= Yaqub Salimov =

Yaqub Salimov (Яъқуб Салимов, یعقوب سلیموف, Якуб Салимов; born 20 May 1956) served as Minister of the Interior of Tajikistan from December 1993 to 1995.

== Career ==
Salimov, described as a 'mafia' figure by Olivier Roy, was allegedly involved in smuggling and racketeering during the Soviet era. In 1990, Yaqub Salimov was convicted for taking part in the Dushanbe riots. When the Tajikistani Civil War broke out, Salimov was released from prison, and became a leader of Popular Front of Tajikistan, a paramilitary group fighting on the government side. Salimov became a leader of the Kulabi faction, because his mafia was simply the expression of Kulabi solidarity networks, with access to arms and money, according to Olivier Roy.
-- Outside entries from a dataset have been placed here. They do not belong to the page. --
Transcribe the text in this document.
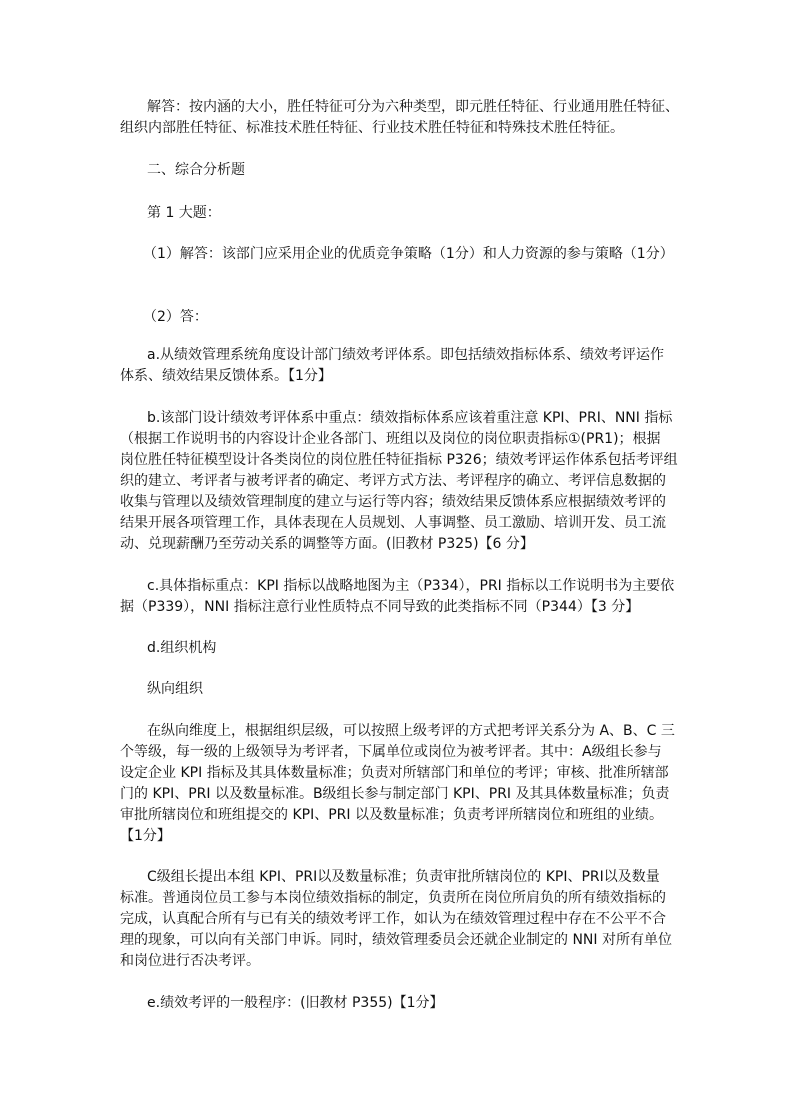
解答：按内涵的大小，胜任特征可分为六种类型，即元胜任特征、行业通用胜任特征、
组织内部胜任特征、标准技术胜任特征、行业技术胜任特征和特殊技术胜任特征。
二、综合分析题
第 1 大题：
（1）解答：该部门应采用企业的优质竞争策略（1分）和人力资源的参与策略（1分）
（2）答：
a.从绩效管理系统角度设计部门绩效考评体系。即包括绩效指标体系、绩效考评运作
体系、绩效结果反馈体系。【1分】
b.该部门设计绩效考评体系中重点：绩效指标体系应该着重注意 KPI、PRI、NNI 指标
（根据工作说明书的内容设计企业各部门、班组以及岗位的岗位职责指标①(PR1)；根据
岗位胜任特征模型设计各类岗位的岗位胜任特征指标 P326；绩效考评运作体系包括考评组
织的建立、考评者与被考评者的确定、考评方式方法、考评程序的确立、考评信息数据的
收集与管理以及绩效管理制度的建立与运行等内容；绩效结果反馈体系应根据绩效考评的
结果开展各项管理工作，具体表现在人员规划、人事调整、员工激励、培训开发、员工流
动、兑现薪酬乃至劳动关系的调整等方面。(旧教材 P325)【6 分】
c.具体指标重点：KPI 指标以战略地图为主（P334），PRI 指标以工作说明书为主要依
据（P339），NNI 指标注意行业性质特点不同导致的此类指标不同（P344）【3 分】
d.组织机构
纵向组织
在纵向维度上，根据组织层级，可以按照上级考评的方式把考评关系分为 A、B、C 三
个等级，每一级的上级领导为考评者，下属单位或岗位为被考评者。其中：A级组长参与
设定企业 KPI 指标及其具体数量标准；负责对所辖部门和单位的考评；审核、批准所辖部
门的 KPI、PRI 以及数量标准。B级组长参与制定部门 KPI、PRI 及其具体数量标准；负责
审批所辖岗位和班组提交的 KPI、PRI 以及数量标准；负责考评所辖岗位和班组的业绩。
【1分】
C级组长提出本组 KPI、PRI以及数量标准；负责审批所辖岗位的 KPI、PRI以及数量
标准。普通岗位员工参与本岗位绩效指标的制定，负责所在岗位所肩负的所有绩效指标的
完成，认真配合所有与已有关的绩效考评工作，如认为在绩效管理过程中存在不公平不合
理的现象，可以向有关部门申诉。同时，绩效管理委员会还就企业制定的 NNI 对所有单位
和岗位进行否决考评。
e.绩效考评的一般程序：(旧教材 P355)【1分】
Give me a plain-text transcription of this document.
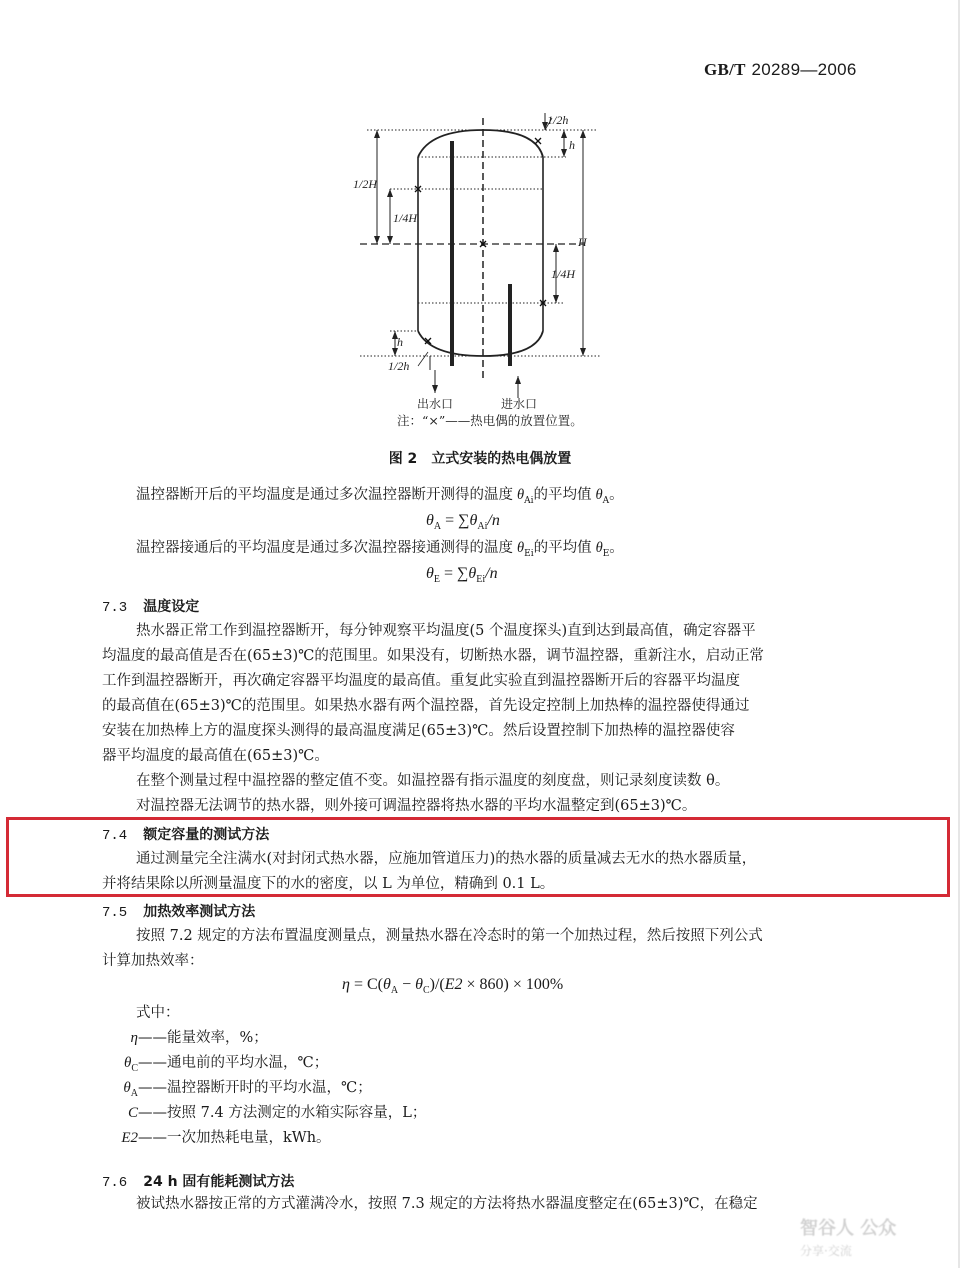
GB/T 20289—2006
1/2h
h
1/2H
1/4H
H
1/4H
h
1/2h
出水口	进水口
注：“×”——热电偶的放置位置。
图 2 立式安装的热电偶放置
温控器断开后的平均温度是通过多次温控器断开测得的温度 $\theta_{Ai}$的平均值 $\theta_A$。
$\theta_A = \sum\theta_{Ai}/n$
温控器接通后的平均温度是通过多次温控器接通测得的温度 $\theta_{Ei}$的平均值 $\theta_E$。
$\theta_E = \sum\theta_{Ei}/n$
7.3 温度设定
热水器正常工作到温控器断开，每分钟观察平均温度(5 个温度探头)直到达到最高值，确定容器平
均温度的最高值是否在(65±3)℃的范围里。如果没有，切断热水器，调节温控器，重新注水，启动正常
工作到温控器断开，再次确定容器平均温度的最高值。重复此实验直到温控器断开后的容器平均温度
的最高值在(65±3)℃的范围里。如果热水器有两个温控器，首先设定控制上加热棒的温控器使得通过
安装在加热棒上方的温度探头测得的最高温度满足(65±3)℃。然后设置控制下加热棒的温控器使容
器平均温度的最高值在(65±3)℃。
在整个测量过程中温控器的整定值不变。如温控器有指示温度的刻度盘，则记录刻度读数 θ。
对温控器无法调节的热水器，则外接可调温控器将热水器的平均水温整定到(65±3)℃。
7.4 额定容量的测试方法
通过测量完全注满水(对封闭式热水器，应施加管道压力)的热水器的质量减去无水的热水器质量，
并将结果除以所测量温度下的水的密度，以 L 为单位，精确到 0.1 L。
7.5 加热效率测试方法
按照 7.2 规定的方法布置温度测量点，测量热水器在冷态时的第一个加热过程，然后按照下列公式
计算加热效率：
$\eta = C(\theta_A - \theta_C)/(E2 \times 860) \times 100\%$
式中：
η——能量效率，%；
$\theta_C——$通电前的平均水温，℃；
$\theta_A——$温控器断开时的平均水温，℃；
C——按照 7.4 方法测定的水箱实际容量，L；
E2——一次加热耗电量，kWh。
7.6 24 h 固有能耗测试方法
被试热水器按正常的方式灌满冷水，按照 7.3 规定的方法将热水器温度整定在(65±3)℃，在稳定
智谷人 公众
分享·交流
He was appointed Minister of Internal Affairs of Tajikistan in December 1993. In 1995 he was relieved of this post and was made Ambassador to Turkey. In 1997, he was charged with attempting a coup d'état. He subsequently fled Tajikistan but was arrested in Moscow in 2003 and extradited to Tajikistan.
On 25 April 2005, he was sentenced to 15 years in prison. Salimov was released on 21 June 2016.